The development and application of the Rhisotope Project nuclear technology has the capacity to help deter poaching, increase the detection capabilities of smuggled horns, increase prosecution success, reveal smuggling routes and deter end-user markets.

Rhino poaching reached crisis levels since 2008 where close to 10 000 rhinos were lost to poaching in South Africa, with wildlife trafficking being the third biggest organized crime globally.

Professor Lynn Morris, the Deputy Vice-Chancellor: Research and Innovation at Wits University says, “This is an example of how cross-disciplinary research and innovation makes a real difference. This novel approach pioneered by Prof Larkin and his colleagues has the potential to eradicate the threat of extinction our unique wild-life species , especially in South Africa and on the continent.

“This is one of many projects at Wits that demonstrates research with impact, and which helps to address some of the local and global challenges of the 21st Century.”

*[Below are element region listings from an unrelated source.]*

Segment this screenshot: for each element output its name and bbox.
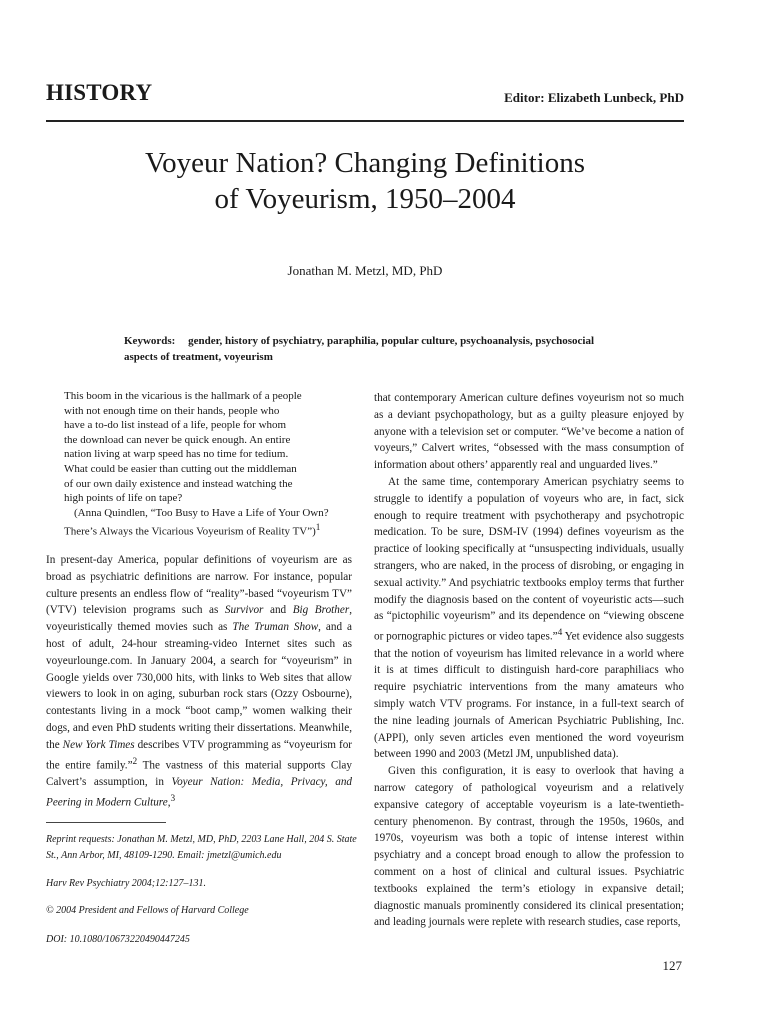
body-text: ,: [167, 796, 171, 809]
keywords-block: [124, 333, 624, 365]
title-line-2: of Voyeurism, 1950–2004: [214, 183, 516, 215]
footnote-ref[interactable]: 4: [557, 628, 563, 639]
body-text: , voyeuristically themed movies such as: [46, 604, 352, 634]
body-paragraph: that contemporary American culture defines voyeurism not so much as a deviant psychopathology, but as a guilty pleasure enjoyed by anyone with a television set or computer. “We’ve become a nation of voyeurs,” Calvert writes, “obsessed with the mass consumption of information about others’ apparently real and unguarded lives.”: [374, 392, 684, 472]
epigraph-line: What could be easier than cutting out the middleman: [64, 462, 297, 475]
italic-title: The Truman Show: [232, 621, 319, 634]
footnote-ref[interactable]: 3: [170, 793, 176, 804]
title-line-1: Voyeur Nation? Changing Definitions: [144, 147, 586, 179]
epigraph-line: high points of life on tape?: [64, 492, 183, 505]
keywords-label: Keywords:: [124, 335, 176, 347]
epigraph-source-text: (Anna Quindlen, “Too Busy to Have a Life of Your Own? There’s Always the Vicarious Voyeurism of Reality TV”): [64, 506, 329, 538]
reprint-requests: Reprint requests: Jonathan M. Metzl, MD, PhD, 2203 Lane Hall, 204 S. State St., Ann Arbor, MI, 48109-1290. Email: jmetzl@umich.edu: [46, 834, 357, 861]
body-paragraph: Given this configuration, it is easy to overlook that having a narrow category of pathological voyeurism and a relatively expansive category of acceptable voyeurism is a late-twentieth-century phenomenon. By contrast, through the 1950s, 1960s, and 1970s, voyeurism was both a topic of intense interest within psychiatry and a concept broad enough to allow the profession to comment on a host of clinical and cultural issues. Psychiatric textbooks explained the term’s etiology in expansive detail; diagnostic manuals prominently considered its clinical presentation; and leading journals were replete with research studies, case reports,: [374, 765, 684, 929]
left-column-body: [46, 552, 352, 811]
epigraph-source: [64, 506, 336, 540]
copyright-notice: © 2004 President and Fellows of Harvard College: [46, 905, 249, 916]
doi[interactable]: DOI: 10.1080/10673220490447245: [46, 934, 190, 945]
italic-title: Big Brother: [292, 604, 350, 617]
epigraph-line: of our own daily existence and instead watching the: [64, 477, 293, 490]
body-text: and: [263, 604, 293, 617]
section-heading: HISTORY: [46, 80, 153, 105]
header-rule: [46, 120, 684, 122]
footnote-rule: [46, 822, 166, 823]
footnote-ref[interactable]: 2: [132, 756, 138, 767]
body-text: At the same time, contemporary American psychiatry seems to struggle to identify a population of voyeurs who are, in fact, sick enough to require treatment with psychotherapy and psychotropic medication. To be sure, DSM-IV (1994) defines voyeurism as the practice of looking specifically at “unsuspecting individuals, usually strangers, who are naked, in the process of disrobing, or engaging in sexual activity.” And psychiatric textbooks employ terms that further modify the diagnosis based on the content of voyeuristic acts—such as “pictophilic voyeurism” and its dependence on “viewing obscene or pornographic pictures or video tapes.”: [374, 475, 684, 643]
article-title: [46, 145, 684, 217]
epigraph-line: the download can never be quick enough. An entire: [64, 433, 291, 446]
body-text: , and a host of adult, 24-hour streaming-video Internet sites such as voyeurlounge.com. In January 2004, a search for “voyeurism” in Google yields over 730,000 hits, with links to Web sites that allow viewers to look in on aging, suburban rock stars (Ozzy Osbourne), contestants living in a mock “boot camp,” women walking their dogs, and even PhD students writing their dissertations. Meanwhile, the: [46, 621, 353, 751]
italic-title: Voyeur Nation: Media, Privacy, and Peering in Modern Culture: [46, 776, 353, 809]
epigraph: [64, 389, 336, 540]
body-text: describes VTV programming as “voyeurism for the entire family.”: [46, 738, 353, 772]
journal-citation: Harv Rev Psychiatry 2004;12:127–131.: [46, 878, 206, 889]
epigraph-line: have a to-do list instead of a life, people for whom: [64, 419, 287, 432]
intro-paragraph: [46, 552, 352, 811]
page-number: 127: [662, 958, 682, 973]
italic-title: New York Times: [62, 738, 135, 751]
body-text: In present-day America, popular definitions of voyeurism are as broad as psychiatric definitions are narrow. For instance, popular culture presents an endless flow of “reality”-based “voyeurism TV” (VTV) television programs such as: [46, 554, 352, 617]
keywords-list: gender, history of psychiatry, paraphilia, popular culture, psychoanalysis, psychosocial aspects of treatment, voyeurism: [124, 335, 595, 363]
body-text: The vastness of this material supports Clay Calvert’s assumption, in: [46, 759, 352, 789]
epigraph-line: nation living at warp speed has no time for tedium.: [64, 448, 289, 461]
epigraph-line: with not enough time on their hands, people who: [64, 404, 280, 417]
epigraph-line: This boom in the vicarious is the hallmark of a people: [64, 390, 302, 402]
editor-credit: Editor: Elizabeth Lunbeck, PhD: [504, 90, 684, 105]
body-paragraph: [374, 474, 684, 763]
body-text: Yet evidence also suggests that the notion of voyeurism has limited relevance in a world where it is at times difficult to distinguish hard-core paraphiliacs who require psychiatric interventions from the many amateurs who simply watch VTV programs. For instance, in a full-text search of the nine leading journals of American Psychiatric Publishing, Inc. (APPI), only seven articles even mentioned the word voyeurism between 1990 and 2003 (Metzl JM, unpublished data).: [374, 630, 684, 761]
author-name: Jonathan M. Metzl, MD, PhD: [287, 263, 443, 278]
italic-title: Survivor: [224, 604, 264, 617]
epigraph-footnote-ref[interactable]: 1: [315, 522, 321, 533]
right-column-body: [374, 390, 684, 931]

The Rhisotope Project at Wits was set up by a small team of likeminded individuals as a South African-based conservation initiative in January 2021 with the intention of becoming a global leader in harnessing nuclear technology to protect threatened and endangered species of fauna and flora as well as communities of people.

Aside from developing a solution to combat the illicit trade and trafficking of wildlife products, the Rhisotope Project seeks to provide education and social upliftment to empower people and local communities.

A special focus is aimed at uplifting the girls and women of rural communities, who are often the backbone of these communities in the remote areas where endangered species are found and are the greatest components of success in changing the hearts and minds of local communities thereby creating rhino ambassadors and champions.